I swore I'd never let a patient under my skin.
But this one-defiant eyes flashing skepticism, body taut with a hunger he buried under snark-walked into my exam room and shattered that vow.
He needed a routine check. I gave him exposure. Naked in the stirrups, legs spread wide under those merciless lights, his sweat-glistened skin betrayed him before I even touched.
Every gloved probe, every order barked low, turned his bravado to whimpers. Humiliation suited him. It stripped him raw, made him beg without words.
Mine to command. Mine to unravel.
Professional lines? They dissolved the second I locked that observation room door.
Dim glow on his trembling form, my hands no longer clinical.

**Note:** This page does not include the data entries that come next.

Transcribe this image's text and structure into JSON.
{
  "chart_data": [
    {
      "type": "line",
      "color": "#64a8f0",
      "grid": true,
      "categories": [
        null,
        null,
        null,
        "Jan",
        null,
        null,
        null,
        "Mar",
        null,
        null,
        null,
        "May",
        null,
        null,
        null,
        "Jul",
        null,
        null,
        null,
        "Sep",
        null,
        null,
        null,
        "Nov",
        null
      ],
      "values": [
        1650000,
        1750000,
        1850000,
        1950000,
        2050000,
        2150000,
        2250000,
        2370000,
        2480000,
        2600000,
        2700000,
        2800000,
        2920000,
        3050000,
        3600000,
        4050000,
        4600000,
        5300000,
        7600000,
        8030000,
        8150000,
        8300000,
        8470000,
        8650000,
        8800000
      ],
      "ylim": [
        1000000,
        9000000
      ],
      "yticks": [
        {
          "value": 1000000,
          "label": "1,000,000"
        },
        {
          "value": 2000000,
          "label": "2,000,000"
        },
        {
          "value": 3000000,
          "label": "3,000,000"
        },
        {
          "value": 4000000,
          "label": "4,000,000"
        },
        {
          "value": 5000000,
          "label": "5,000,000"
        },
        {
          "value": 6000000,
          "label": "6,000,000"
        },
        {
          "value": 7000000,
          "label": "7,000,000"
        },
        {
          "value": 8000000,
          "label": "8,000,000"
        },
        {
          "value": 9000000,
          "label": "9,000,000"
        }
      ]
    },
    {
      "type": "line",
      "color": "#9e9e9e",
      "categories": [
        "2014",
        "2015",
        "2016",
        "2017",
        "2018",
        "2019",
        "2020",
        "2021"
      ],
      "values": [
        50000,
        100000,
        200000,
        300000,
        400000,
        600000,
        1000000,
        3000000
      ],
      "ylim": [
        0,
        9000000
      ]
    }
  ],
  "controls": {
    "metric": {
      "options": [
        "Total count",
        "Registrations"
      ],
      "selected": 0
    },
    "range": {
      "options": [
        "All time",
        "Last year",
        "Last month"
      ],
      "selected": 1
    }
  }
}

I pinned him, ground against him until fury melted into frantic need-his mouth on mine, bodies slick and colliding in vengeful rhythm.
He thinks it's just shame fueling us. I know better. This pull is obsession, a healer's authority twisted into possessive salvation.
One corridor wall witnessed our desperation-fists clenched in shirts, hips slamming in reckless heat. No restraint left.
Careers dangle by our silence. My license, his dignity-both forfeit if this leaks.
Yet walking away? Impossible. He's the craving I never admitted, the surrender I demand from him nightly.
He masks vulnerability with barbs like "Just a check-up," but his eyes scream for more.
What breaks first-my control, or the world we torch together?